Aşkın Metafiziği

Yazarı:                 Arthur SCHOPENHAUER

Türü:                    Felsefe

Çeviren:              Selahattin Hilav

Yayınevi:              Sosyal yayınlar/Dünya Klasikleri/Kültür Dizisi

 

Yazarın tanıtımı:    22 Şubat 1788’de Danzig’de doğdu. Alman filozof. Bir yıl tıp eğitimi aldıktan sonra felsefeye geçti. Kant felsefesine ilgi duydu.21 Eylül 1860’da ,72 yaşında,Frankfurt’ta öldü.

 

    Aşkın Metafiziği kitapta elli üç sayfa tutuyor. Ben ilk yirmi sayfada aklıma takılanları sizlerle paylaşmak istiyorum.

 

   1-Yazarın ilk önemli belirlemesi: “Bütün aşk serüvenlerinin son amacı,gelecek kuşağın ortaya çıkmasından,yaratılmasından başka bir şey değildir.

    2- “Cinsel istek öznel(sübjektif) bir gereksinim oldugu halde,nesnel (objektif) bir hayranlık kılığına bürünmesini ve böylece bilincimizi aldatmasını çok iyi bilir. Çünkü doğa,kendi öz amaçlarına ulaşmak için böyle bir hile kullanmak zorundadır.”

 

    Sanırım yazar burada; doğanın ,üstün gücü ve bilgeliğini,usta bir kumarbaz gibi kullandığını iddia ediyor. Sanırım burada verdiği doğa tanımı,Uzakdoğu din bilimindeki tao tanımı ile örtüşüyor. Zaten Selahattin Hilav’da yazarın tanıtımında Avrupa’dan çok doğu felsefesinin yazarı etkilediğini belirtmiş.

 

    3-Birbirine aşık olan erkekle kadının gittikçe şiddetlenen yakınlıkları,ortaya çıkarabilecekleri-ve çıkarmak istedikleri-yeni bir bireyin yaşama iradesinden başka bir şey değildir.”(!!!!!!)

 

    Çok ilginç bir belirleme. Aynı önermeyi daha önce ben de içten içe yapmıştım.

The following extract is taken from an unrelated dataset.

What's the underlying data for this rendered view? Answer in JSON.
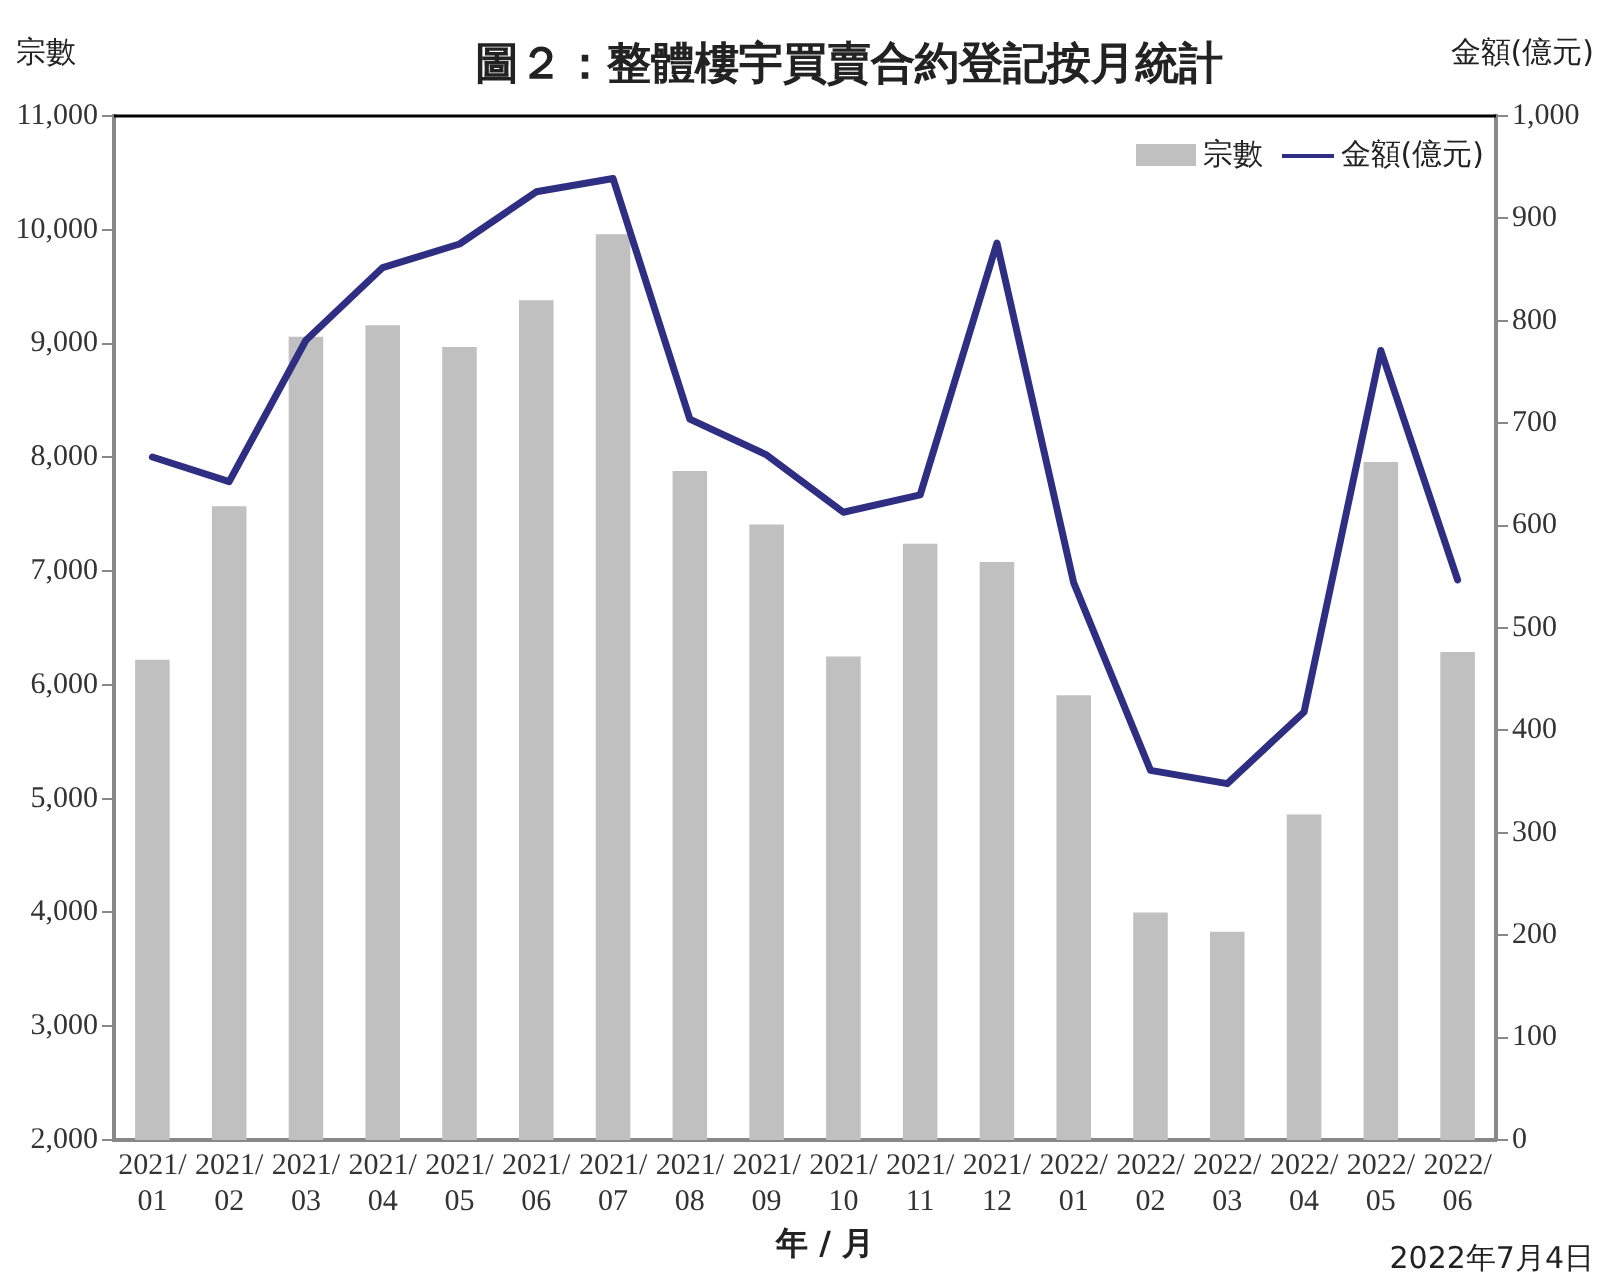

Ama bu filozoflar bizden oldukça farklı. Çoğu zaman “bence,olabilir,mümkündür” kelimelerini kullanmıyorlar.

 

    Ve düşüncenin ilginç yanı:YANİ BİZİ VAR EDEN,VAR OLMA İSTEĞİMİZ !

    4-(Yukarıdaki deyişin devamı :   ”Nitekim bir erkek ile bir genç kız arasındaki karşılıklı,kesin ve sürekli bir soğukluk duygusu da,onların ortaya çıkarabilecekleri çocuğun,biçimsiz,çirkin ve mutsuz bir varlık olabileceğinin işaretidir.”

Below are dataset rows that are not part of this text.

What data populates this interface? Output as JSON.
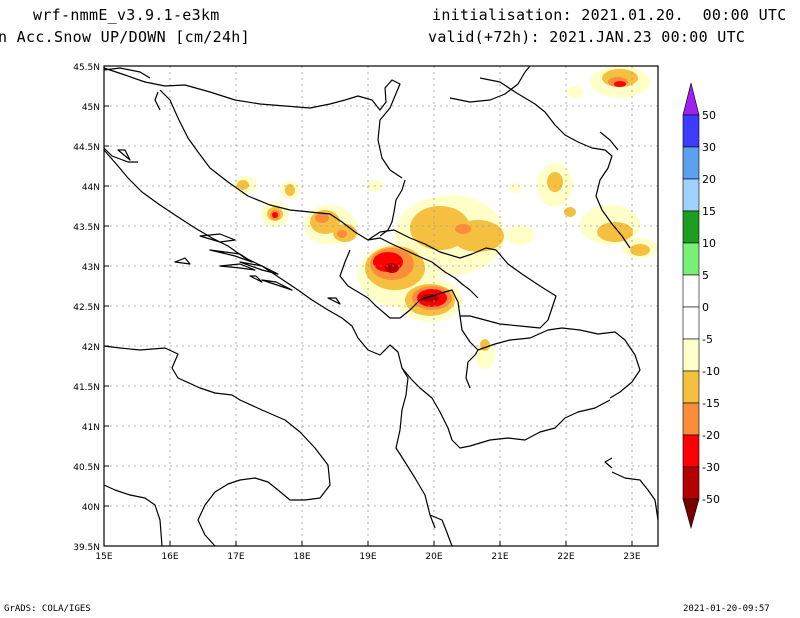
{
  "header": {
    "model": "wrf-nmmE_v3.9.1-e3km",
    "variable": "n Acc.Snow UP/DOWN [cm/24h]",
    "init": "initialisation: 2021.01.20.  00:00 UTC",
    "valid": "valid(+72h): 2021.JAN.23 00:00 UTC"
  },
  "footer": {
    "credit": "GrADS: COLA/IGES",
    "timestamp": "2021-01-20-09:57"
  },
  "map": {
    "lon_labels": [
      "15E",
      "16E",
      "17E",
      "18E",
      "19E",
      "20E",
      "21E",
      "22E",
      "23E"
    ],
    "lat_labels": [
      "45.5N",
      "45N",
      "44.5N",
      "44N",
      "43.5N",
      "43N",
      "42.5N",
      "42N",
      "41.5N",
      "41N",
      "40.5N",
      "40N",
      "39.5N"
    ]
  },
  "colorbar": {
    "labels": [
      "50",
      "30",
      "20",
      "15",
      "10",
      "5",
      "0",
      "-5",
      "-10",
      "-15",
      "-20",
      "-30",
      "-50"
    ],
    "colors": {
      "top_arrow": "#a020f0",
      "50_30": "#3c3cff",
      "30_20": "#5ca0f0",
      "20_15": "#a0d2ff",
      "15_10": "#1e9e1e",
      "10_5": "#78f078",
      "5_0": "#ffffff",
      "0_m5": "#ffffff",
      "m5_m10": "#ffffc8",
      "m10_m15": "#f5c040",
      "m15_m20": "#fa8c3c",
      "m20_m30": "#ff0000",
      "m30_m50": "#b40000",
      "bottom_arrow": "#780000"
    }
  }
}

    Nihayet bir “olabilir” kelimesi...Zaten olmasa,yazar burada kendi değerinden kaybederdi gibime geliyor.

    Burada sorulması gereken; çocun bu hale gelmesindeki temel nedenin,onun doğumundan sonra içine dahil olduğu huzursuz aile ortamı olup olmadışıdır bence.

 

     Ayrıca kulaklarımızın aşina olduşu şu sözü de unutmamak gerekir:En büyük aşklar,en büyük nefretlerle başlar.

    Bu arada aklımı kurcalayan bir soru: Boşanan ebeveynlerin çocuklarının varolma sebebi yok mu olur?

    5-Yazar on dokuzuncu sayfanın sonlarında,doğanın içgüdüler aracılığı ile insanları yönettiğini savunuyor. ıçgüdülerin varlığından hayvanlar sayesinde emin olduğumuzu;ancak nasıl işlediğini yalnız kendi içimizde anlayabileceğimizi savunuyor.(Buraya kadar hemfikirim)Ama insanoğlunun yalnız meme emmek ve cinsel içtepiyle eş seçmekten başka içgüdüsü olmadığını da söylüyor...Evet gerçekten böyle olsaydı, cinsel içtepiyle eş seçmenin bir içgüdü olup olmadığını sorgulayamazdık. Oysa birçok içgüdümüz var:Çiğneme,yutkunma,korku anında yapılan hareketler,stres altında yapılan hareketler hatta hapşırma mimikleri...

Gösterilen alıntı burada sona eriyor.